OBJECTIVES To describe the epidemiological and clinical characteristics and outcome of hospitalized children with COVID-19 during the initial phase of the pandemic .
METHODS This was a cross-sectional descriptive study conducted at the dedicated COVID-19 hospital of a tertiary care referral center in North India . Consecutive children aged 14 y or younger who tested positive for SARS-CoV-2 by RT-PCR from nasopharyngeal swab between 1 April 2020 and 15 July 2020 were included .
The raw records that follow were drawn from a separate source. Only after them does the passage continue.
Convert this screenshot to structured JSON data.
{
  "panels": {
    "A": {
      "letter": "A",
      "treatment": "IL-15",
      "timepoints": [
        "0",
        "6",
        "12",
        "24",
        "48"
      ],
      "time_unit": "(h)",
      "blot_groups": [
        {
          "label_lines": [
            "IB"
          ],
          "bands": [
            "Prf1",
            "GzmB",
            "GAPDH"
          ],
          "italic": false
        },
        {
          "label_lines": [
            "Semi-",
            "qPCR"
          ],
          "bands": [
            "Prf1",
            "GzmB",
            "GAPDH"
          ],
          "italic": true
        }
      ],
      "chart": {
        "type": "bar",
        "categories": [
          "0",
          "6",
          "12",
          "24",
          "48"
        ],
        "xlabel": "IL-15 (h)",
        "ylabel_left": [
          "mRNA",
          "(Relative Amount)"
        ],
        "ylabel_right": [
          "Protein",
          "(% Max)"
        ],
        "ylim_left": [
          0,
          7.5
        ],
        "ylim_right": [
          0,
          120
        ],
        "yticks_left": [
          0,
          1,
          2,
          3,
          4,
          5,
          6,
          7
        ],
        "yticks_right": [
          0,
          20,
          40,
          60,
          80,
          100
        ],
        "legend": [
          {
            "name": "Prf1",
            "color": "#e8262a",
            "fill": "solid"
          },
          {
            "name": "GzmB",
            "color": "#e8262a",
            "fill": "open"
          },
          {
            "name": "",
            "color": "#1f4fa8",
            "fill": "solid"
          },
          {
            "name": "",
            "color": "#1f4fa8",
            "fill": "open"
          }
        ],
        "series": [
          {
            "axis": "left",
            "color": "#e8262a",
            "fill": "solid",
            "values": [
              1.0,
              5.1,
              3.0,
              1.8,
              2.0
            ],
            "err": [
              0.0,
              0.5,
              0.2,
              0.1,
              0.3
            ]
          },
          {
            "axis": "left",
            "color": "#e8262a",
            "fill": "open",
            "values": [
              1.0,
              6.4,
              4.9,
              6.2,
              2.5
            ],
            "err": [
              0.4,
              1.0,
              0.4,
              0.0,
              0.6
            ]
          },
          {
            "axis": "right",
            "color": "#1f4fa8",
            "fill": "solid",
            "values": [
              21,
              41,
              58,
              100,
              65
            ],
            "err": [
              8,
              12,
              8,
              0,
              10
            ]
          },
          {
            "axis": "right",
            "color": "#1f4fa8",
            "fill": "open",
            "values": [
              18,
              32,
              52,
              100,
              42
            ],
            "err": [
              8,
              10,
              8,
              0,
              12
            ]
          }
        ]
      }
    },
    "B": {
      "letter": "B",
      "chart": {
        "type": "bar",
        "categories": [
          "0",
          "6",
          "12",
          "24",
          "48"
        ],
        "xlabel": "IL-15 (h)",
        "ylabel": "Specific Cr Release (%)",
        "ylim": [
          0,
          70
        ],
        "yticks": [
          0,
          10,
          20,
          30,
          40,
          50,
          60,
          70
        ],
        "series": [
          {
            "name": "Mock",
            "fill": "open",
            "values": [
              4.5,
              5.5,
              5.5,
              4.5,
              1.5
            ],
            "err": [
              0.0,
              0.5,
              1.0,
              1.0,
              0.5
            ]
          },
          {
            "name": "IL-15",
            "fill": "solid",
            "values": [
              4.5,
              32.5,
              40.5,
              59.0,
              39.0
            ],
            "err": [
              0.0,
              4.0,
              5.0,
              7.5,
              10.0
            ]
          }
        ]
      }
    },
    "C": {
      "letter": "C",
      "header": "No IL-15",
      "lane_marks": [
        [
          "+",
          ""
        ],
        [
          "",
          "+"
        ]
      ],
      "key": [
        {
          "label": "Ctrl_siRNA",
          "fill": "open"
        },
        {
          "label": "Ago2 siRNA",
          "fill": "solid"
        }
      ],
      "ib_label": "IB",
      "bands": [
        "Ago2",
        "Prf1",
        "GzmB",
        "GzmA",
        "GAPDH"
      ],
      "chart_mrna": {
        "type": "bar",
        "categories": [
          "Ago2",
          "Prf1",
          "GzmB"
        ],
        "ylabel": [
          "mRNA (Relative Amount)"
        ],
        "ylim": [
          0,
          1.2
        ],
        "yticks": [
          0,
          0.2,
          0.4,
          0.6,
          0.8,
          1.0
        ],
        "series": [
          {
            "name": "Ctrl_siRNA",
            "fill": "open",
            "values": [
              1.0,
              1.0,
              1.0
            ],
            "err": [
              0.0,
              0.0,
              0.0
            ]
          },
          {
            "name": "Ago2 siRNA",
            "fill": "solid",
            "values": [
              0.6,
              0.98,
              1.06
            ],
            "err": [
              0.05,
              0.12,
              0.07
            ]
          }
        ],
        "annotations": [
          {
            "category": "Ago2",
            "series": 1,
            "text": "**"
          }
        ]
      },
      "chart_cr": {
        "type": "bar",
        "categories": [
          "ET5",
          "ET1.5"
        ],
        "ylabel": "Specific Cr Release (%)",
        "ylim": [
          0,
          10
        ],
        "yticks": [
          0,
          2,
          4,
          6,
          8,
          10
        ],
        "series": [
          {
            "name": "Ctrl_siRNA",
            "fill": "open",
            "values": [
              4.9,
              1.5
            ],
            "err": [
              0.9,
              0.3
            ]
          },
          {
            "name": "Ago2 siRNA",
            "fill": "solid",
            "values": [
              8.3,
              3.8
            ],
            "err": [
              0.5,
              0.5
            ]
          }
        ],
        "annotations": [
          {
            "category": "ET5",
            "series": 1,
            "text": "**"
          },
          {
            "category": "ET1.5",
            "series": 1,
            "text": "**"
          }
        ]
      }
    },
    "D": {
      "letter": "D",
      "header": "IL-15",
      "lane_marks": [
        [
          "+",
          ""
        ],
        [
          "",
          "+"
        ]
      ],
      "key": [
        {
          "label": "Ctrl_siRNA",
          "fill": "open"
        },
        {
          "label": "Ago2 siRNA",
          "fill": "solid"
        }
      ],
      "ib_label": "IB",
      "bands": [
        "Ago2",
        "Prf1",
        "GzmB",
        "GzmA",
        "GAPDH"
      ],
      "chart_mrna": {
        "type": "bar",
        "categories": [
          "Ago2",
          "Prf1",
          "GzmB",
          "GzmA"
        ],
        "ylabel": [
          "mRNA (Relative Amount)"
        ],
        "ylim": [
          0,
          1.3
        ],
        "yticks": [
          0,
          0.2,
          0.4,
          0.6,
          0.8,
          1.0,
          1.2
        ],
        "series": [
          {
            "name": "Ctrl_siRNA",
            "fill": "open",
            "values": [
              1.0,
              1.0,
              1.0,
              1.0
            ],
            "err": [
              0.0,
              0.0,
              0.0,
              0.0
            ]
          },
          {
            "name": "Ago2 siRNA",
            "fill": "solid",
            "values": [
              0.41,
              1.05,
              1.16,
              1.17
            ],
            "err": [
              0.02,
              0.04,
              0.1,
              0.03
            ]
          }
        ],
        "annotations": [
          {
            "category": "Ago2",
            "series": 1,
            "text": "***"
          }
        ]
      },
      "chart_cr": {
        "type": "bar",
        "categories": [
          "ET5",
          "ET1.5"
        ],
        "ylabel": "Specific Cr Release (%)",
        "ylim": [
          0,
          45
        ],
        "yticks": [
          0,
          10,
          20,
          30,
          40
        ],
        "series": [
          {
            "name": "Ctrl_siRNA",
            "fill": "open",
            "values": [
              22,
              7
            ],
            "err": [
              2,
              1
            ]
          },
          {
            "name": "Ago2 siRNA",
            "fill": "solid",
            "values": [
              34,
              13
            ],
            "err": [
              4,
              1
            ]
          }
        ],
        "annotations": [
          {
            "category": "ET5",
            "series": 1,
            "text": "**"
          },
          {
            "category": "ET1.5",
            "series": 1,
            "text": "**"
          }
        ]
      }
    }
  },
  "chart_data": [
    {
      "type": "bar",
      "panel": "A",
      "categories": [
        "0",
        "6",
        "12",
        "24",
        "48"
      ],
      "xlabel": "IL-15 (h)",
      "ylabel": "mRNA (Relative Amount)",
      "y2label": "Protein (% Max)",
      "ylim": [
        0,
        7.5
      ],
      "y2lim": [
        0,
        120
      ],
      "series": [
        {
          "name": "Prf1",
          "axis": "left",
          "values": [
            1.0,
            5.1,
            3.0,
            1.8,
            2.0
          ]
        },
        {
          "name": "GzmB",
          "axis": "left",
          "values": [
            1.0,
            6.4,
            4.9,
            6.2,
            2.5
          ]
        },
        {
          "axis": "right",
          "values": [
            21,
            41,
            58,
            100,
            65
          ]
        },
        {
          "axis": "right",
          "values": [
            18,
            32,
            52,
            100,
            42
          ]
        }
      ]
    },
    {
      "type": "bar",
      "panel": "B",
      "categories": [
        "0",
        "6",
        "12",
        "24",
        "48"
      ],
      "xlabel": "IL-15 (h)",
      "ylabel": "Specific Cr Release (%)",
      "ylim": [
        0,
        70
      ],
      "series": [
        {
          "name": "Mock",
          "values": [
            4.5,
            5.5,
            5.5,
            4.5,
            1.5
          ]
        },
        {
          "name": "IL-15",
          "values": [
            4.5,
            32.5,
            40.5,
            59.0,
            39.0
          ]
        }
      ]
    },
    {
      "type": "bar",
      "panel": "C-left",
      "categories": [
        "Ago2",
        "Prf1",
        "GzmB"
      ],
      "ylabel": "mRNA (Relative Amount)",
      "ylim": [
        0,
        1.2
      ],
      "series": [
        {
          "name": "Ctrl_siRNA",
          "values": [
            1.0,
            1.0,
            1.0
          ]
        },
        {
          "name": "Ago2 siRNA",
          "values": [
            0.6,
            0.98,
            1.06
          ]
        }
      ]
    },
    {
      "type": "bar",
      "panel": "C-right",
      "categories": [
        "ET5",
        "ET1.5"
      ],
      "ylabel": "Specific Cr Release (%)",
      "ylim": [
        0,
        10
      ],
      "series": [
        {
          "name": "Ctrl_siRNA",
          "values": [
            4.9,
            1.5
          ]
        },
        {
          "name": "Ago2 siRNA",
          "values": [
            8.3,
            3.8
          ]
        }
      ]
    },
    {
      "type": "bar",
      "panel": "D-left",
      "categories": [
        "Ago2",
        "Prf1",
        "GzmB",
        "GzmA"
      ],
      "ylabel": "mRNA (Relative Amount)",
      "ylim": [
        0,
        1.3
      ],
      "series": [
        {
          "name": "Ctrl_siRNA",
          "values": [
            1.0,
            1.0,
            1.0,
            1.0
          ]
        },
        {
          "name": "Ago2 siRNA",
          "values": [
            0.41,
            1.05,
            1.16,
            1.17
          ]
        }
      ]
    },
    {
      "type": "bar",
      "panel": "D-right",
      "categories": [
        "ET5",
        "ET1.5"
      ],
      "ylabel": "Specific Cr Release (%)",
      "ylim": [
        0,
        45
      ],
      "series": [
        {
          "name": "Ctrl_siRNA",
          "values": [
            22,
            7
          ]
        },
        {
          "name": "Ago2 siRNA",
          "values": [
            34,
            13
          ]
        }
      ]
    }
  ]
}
RESULTS Of 31 children with median (IQR) age of 33 (9-96) mo , 9 (29 %) were infants . About 74% (n = 23) had history of household contact . Comorbidities were noted in 6 (19 %) children . More than half (58 %) were asymptomatic . Of 13 symptomatic children, median (IQR) duration of symptoms was 2 (1-5.5) d. Fever (32 %) was most common followed by cough (19 %), rapid breathing (13 %), diarrhea (10 %) and vomiting (10 %). Severe [n = 4 , 13 %] and critical [n = 1 , 3 %] illnesses were noted more commonly in infants with comorbidities . Three (10 %) children required PICU admission and invasive ventilation; one died . Median (IQR) length of hospital stay was 15 (11-20) d. Follow up RT-PCR before discharge was performed in 17 children and the median (IQR) duration to RT-PCR negativity was 16 (12-19) d.
CONCLUSIONS In the early pandemic, most children with COVID-19 had a household contact and presented with asymptomatic or mild illness . Severe and critical illness were observed in young infants and those with comorbidities.